The misfortune cookie, which has experienced considerable success in Europe and Australia since 2013, will be bringing their dark and decadent line of desserts to Canada and the U.S. (If you can’t wait to get your hands on a box, you can purchase them now on Amazon.). The messages on these misfortune cookies, as the name suggests, favor pessimism and brutal honesty over vague and bullish missives that aren’t at all applicable to any aspect of your life. So now, instead of reacting to your message with a raised brow and a nonchalent shrug, you can laugh at the misfortune cookies’ unapologetic crudeness.

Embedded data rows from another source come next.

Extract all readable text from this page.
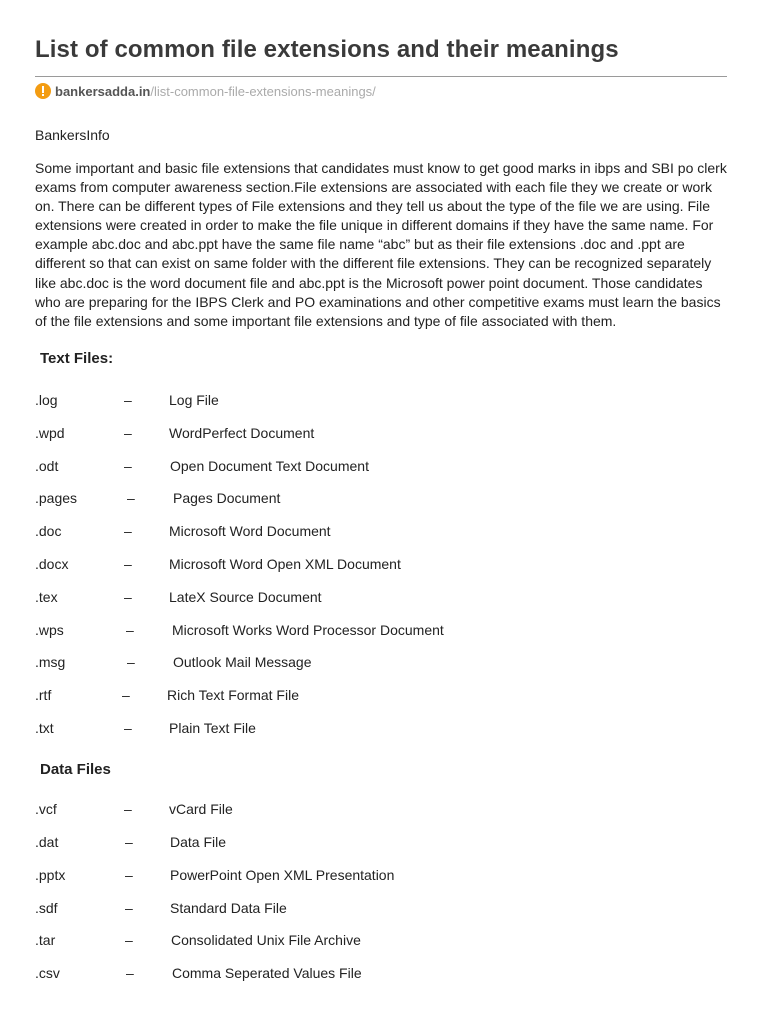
List of common file extensions and their meanings
bankersadda.in /list-common-file-extensions-meanings/
BankersInfo

Some important and basic file extensions that candidates must know to get good marks in ibps and SBI po clerk exams from computer awareness section.File extensions are associated with each file they we create or work on. There can be different types of File extensions and they tell us about the type of the file we are using. File extensions were created in order to make the file unique in different domains if they have the same name. For example abc.doc and abc.ppt have the same file name “abc” but as their file extensions .doc and .ppt are different so that can exist on same folder with the different file extensions. They can be recognized separately like abc.doc is the word document file and abc.ppt is the Microsoft power point document. Those candidates who are preparing for the IBPS Clerk and PO examinations and other competitive exams must learn the basics of the file extensions and some important file extensions and type of file associated with them.

Text Files:
.log	–	Log File
.wpd	–	WordPerfect Document
.odt	–	Open Document Text Document
.pages	–	Pages Document
.doc	–	Microsoft Word Document
.docx	–	Microsoft Word Open XML Document
.tex	–	LateX Source Document
.wps	–	Microsoft Works Word Processor Document
.msg	–	Outlook Mail Message
.rtf	–	Rich Text Format File
.txt	–	Plain Text File
Data Files
.vcf	–	vCard File
.dat	–	Data File
.pptx	–	PowerPoint Open XML Presentation
.sdf	–	Standard Data File
.tar	–	Consolidated Unix File Archive
.csv	–	Comma Seperated Values File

These brutally honest biscuits hail from Southern Germany, where each individual cookie is proudly made by Pechkeks, a company that’s become known for its profitable pessimism on mugs, anti-greeting cards, combs, etc. The product currently retails for $1.58 each (which feature one of four Tim Burton-esque motifs on their packaging). If you prefer to buy in bulk, you could purchase their Misfortune Cookie Designbox of 13 for $13.72 or the Misfortune Cookies Monsterpack of four for $6.50.
The cookies, I should mention, are completely black to match the dark messages tucked within. Their anthology of brief misfortunes include insightful gems like: “Life is a symphony—and you’re playing the kazoo” and “At least I believe in you. Me, a piece of paper.” For the less fortunate, you may even receive a profoundly negative message like, “Things will get better. Sometimes. Maybe.”

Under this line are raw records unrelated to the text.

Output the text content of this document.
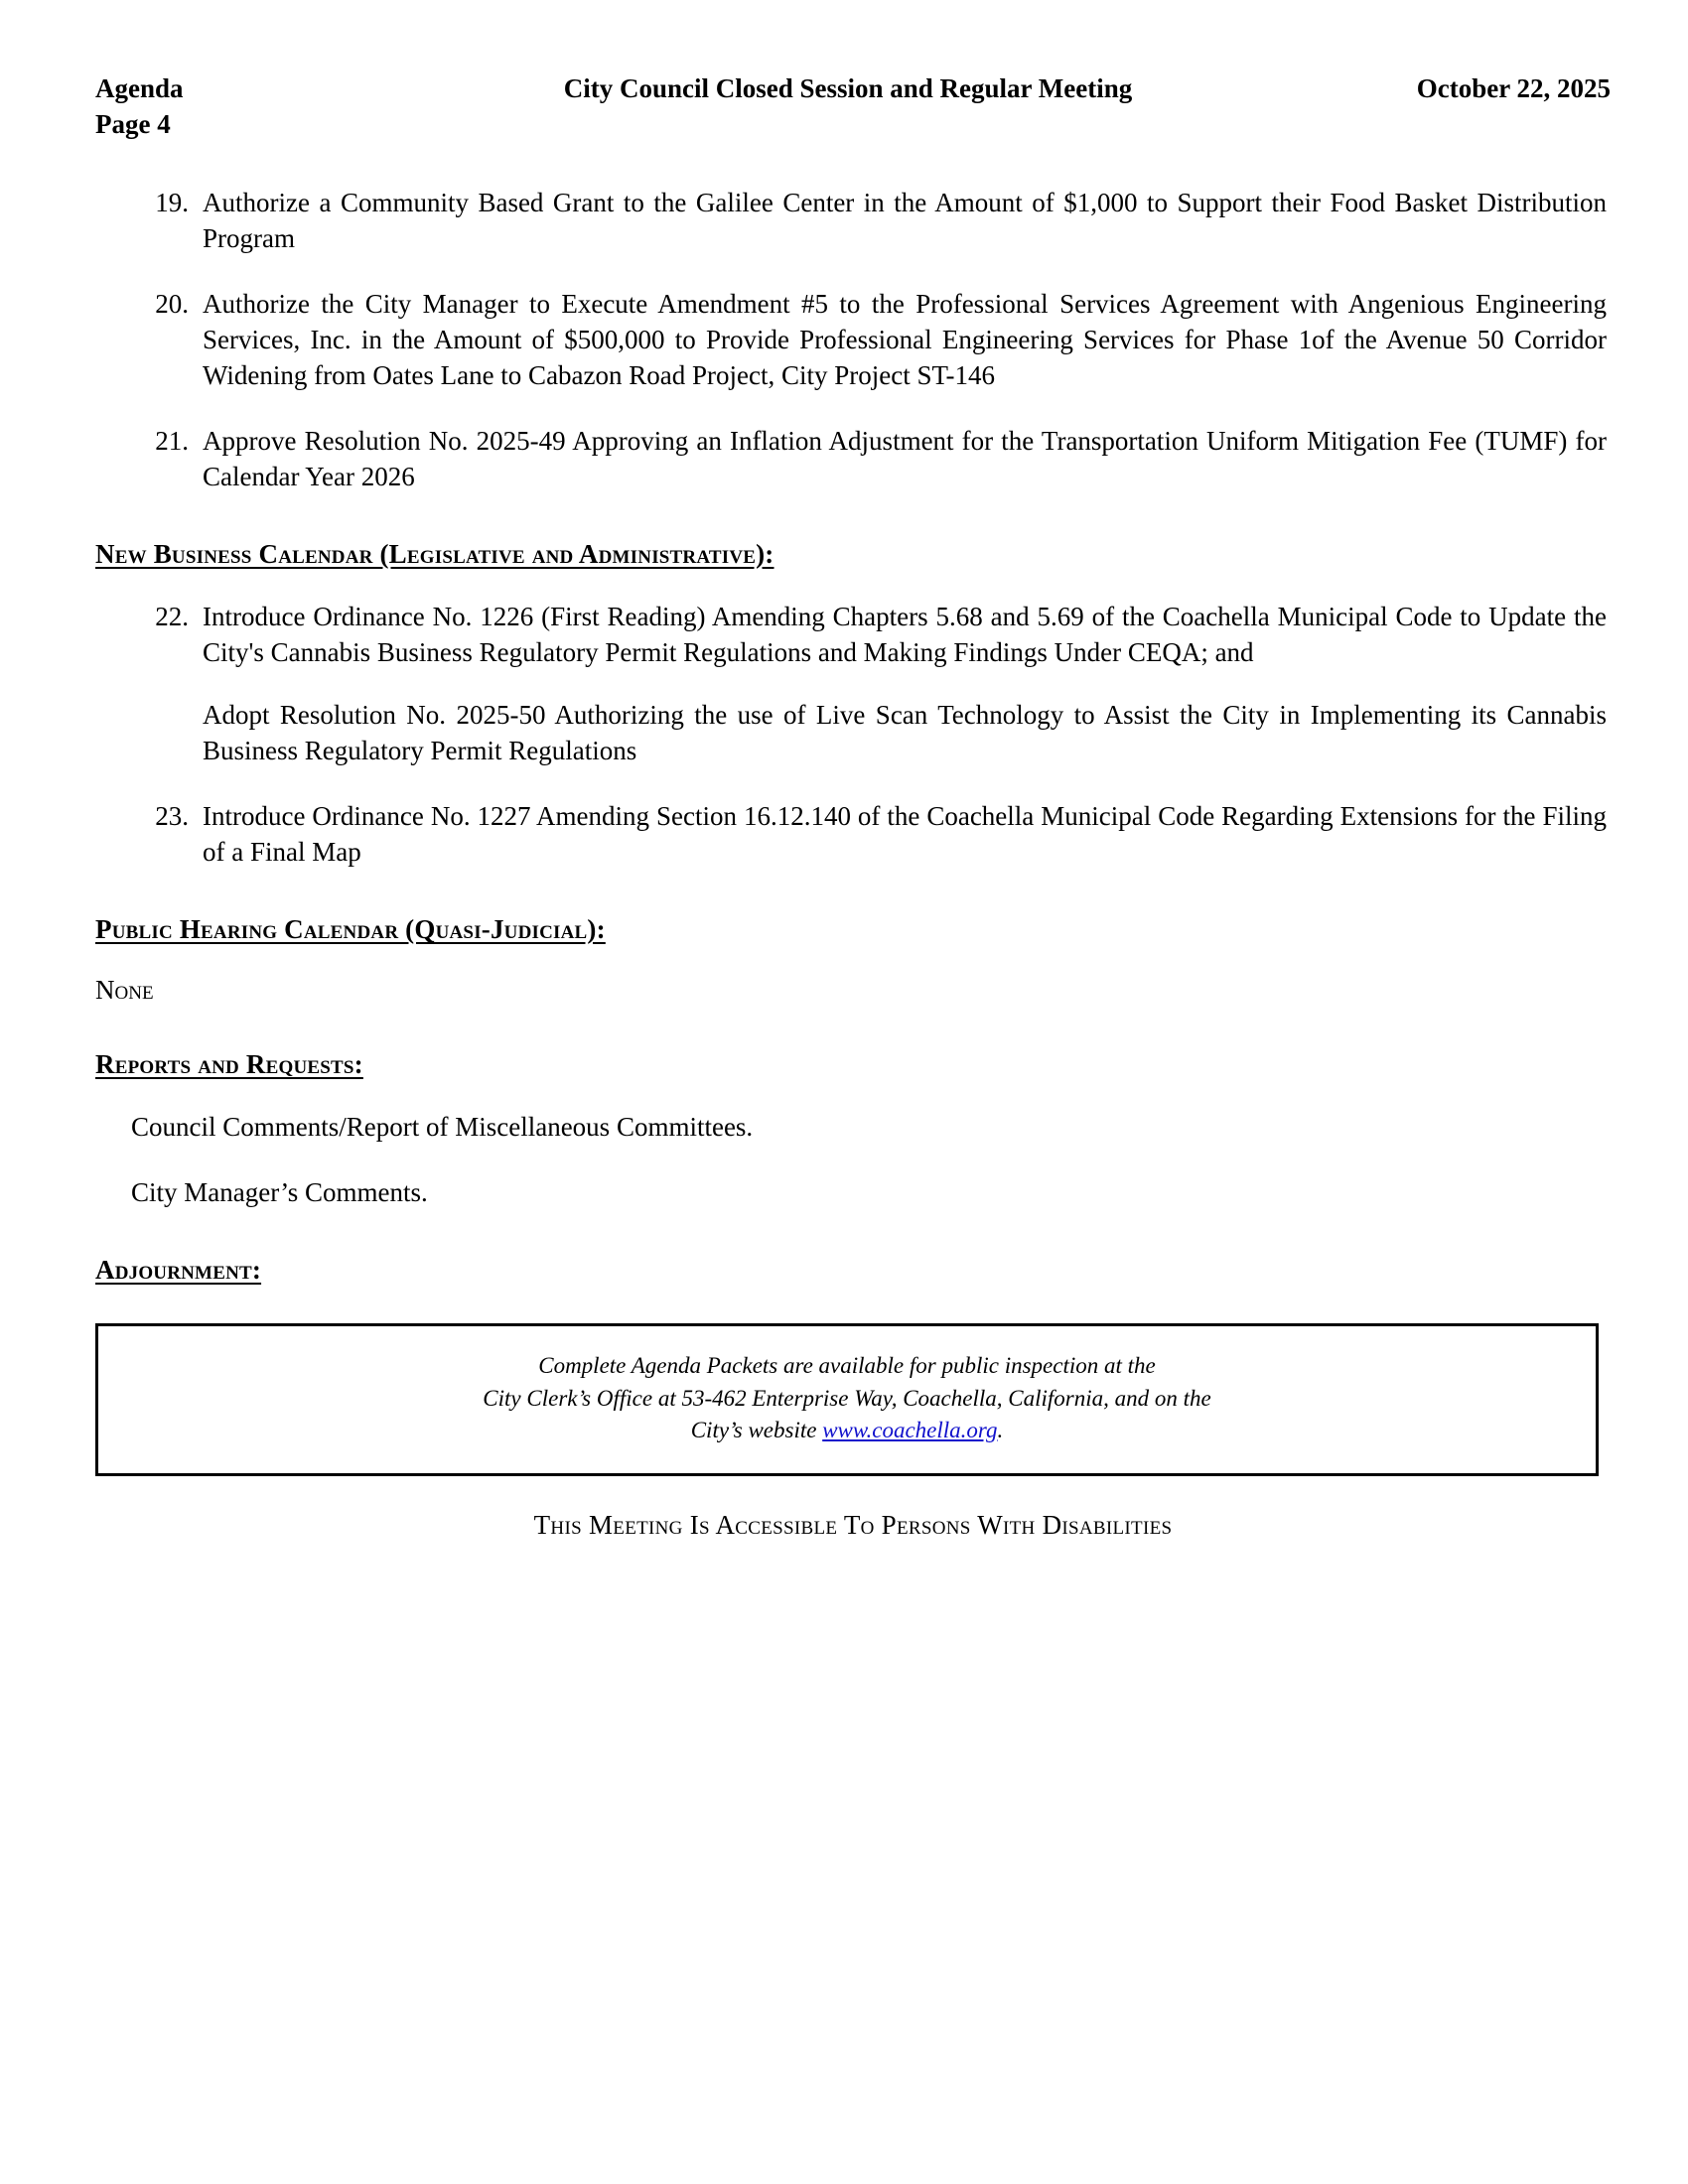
Agenda
Page 4
City Council Closed Session and Regular Meeting	October 22, 2025
19. Authorize a Community Based Grant to the Galilee Center in the Amount of $1,000 to Support their Food Basket Distribution Program
20. Authorize the City Manager to Execute Amendment #5 to the Professional Services Agreement with Angenious Engineering Services, Inc. in the Amount of $500,000 to Provide Professional Engineering Services for Phase 1of the Avenue 50 Corridor Widening from Oates Lane to Cabazon Road Project, City Project ST-146
21. Approve Resolution No. 2025-49 Approving an Inflation Adjustment for the Transportation Uniform Mitigation Fee (TUMF) for Calendar Year 2026
New Business Calendar (Legislative and Administrative):
22. Introduce Ordinance No. 1226 (First Reading) Amending Chapters 5.68 and 5.69 of the Coachella Municipal Code to Update the City's Cannabis Business Regulatory Permit Regulations and Making Findings Under CEQA; and
Adopt Resolution No. 2025-50 Authorizing the use of Live Scan Technology to Assist the City in Implementing its Cannabis Business Regulatory Permit Regulations
23. Introduce Ordinance No. 1227 Amending Section 16.12.140 of the Coachella Municipal Code Regarding Extensions for the Filing of a Final Map
Public Hearing Calendar (Quasi-Judicial):
None
Reports and Requests:
Council Comments/Report of Miscellaneous Committees.
City Manager’s Comments.
Adjournment:

Complete Agenda Packets are available for public inspection at the

City Clerk’s Office at 53-462 Enterprise Way, Coachella, California, and on the

City’s website www.coachella.org.

This Meeting Is Accessible To Persons With Disabilities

When asked what we can expect in terms of taste, Andreas Pohl, the company’s CEO and founder said, “Similar to normal fortune cookies, but maybe a little bit better …We produce every two months, so we have fresh cookies in stock.“
Considering the political climate and its subsequent effects on American residents, it would seem that there is no better time to embrace Pechkeks’s pessimism. Besides, misfortune may be all we’ve got left, considering Donald Lau, the “Chief Fortune Writer” at Wonton Foods (the largest manufacturer of fortune cookies) has stepped down, citing writer’s block for his departure. Now if this isn’t a metaphor for the dire times we’re currently living in, I don’t know what is.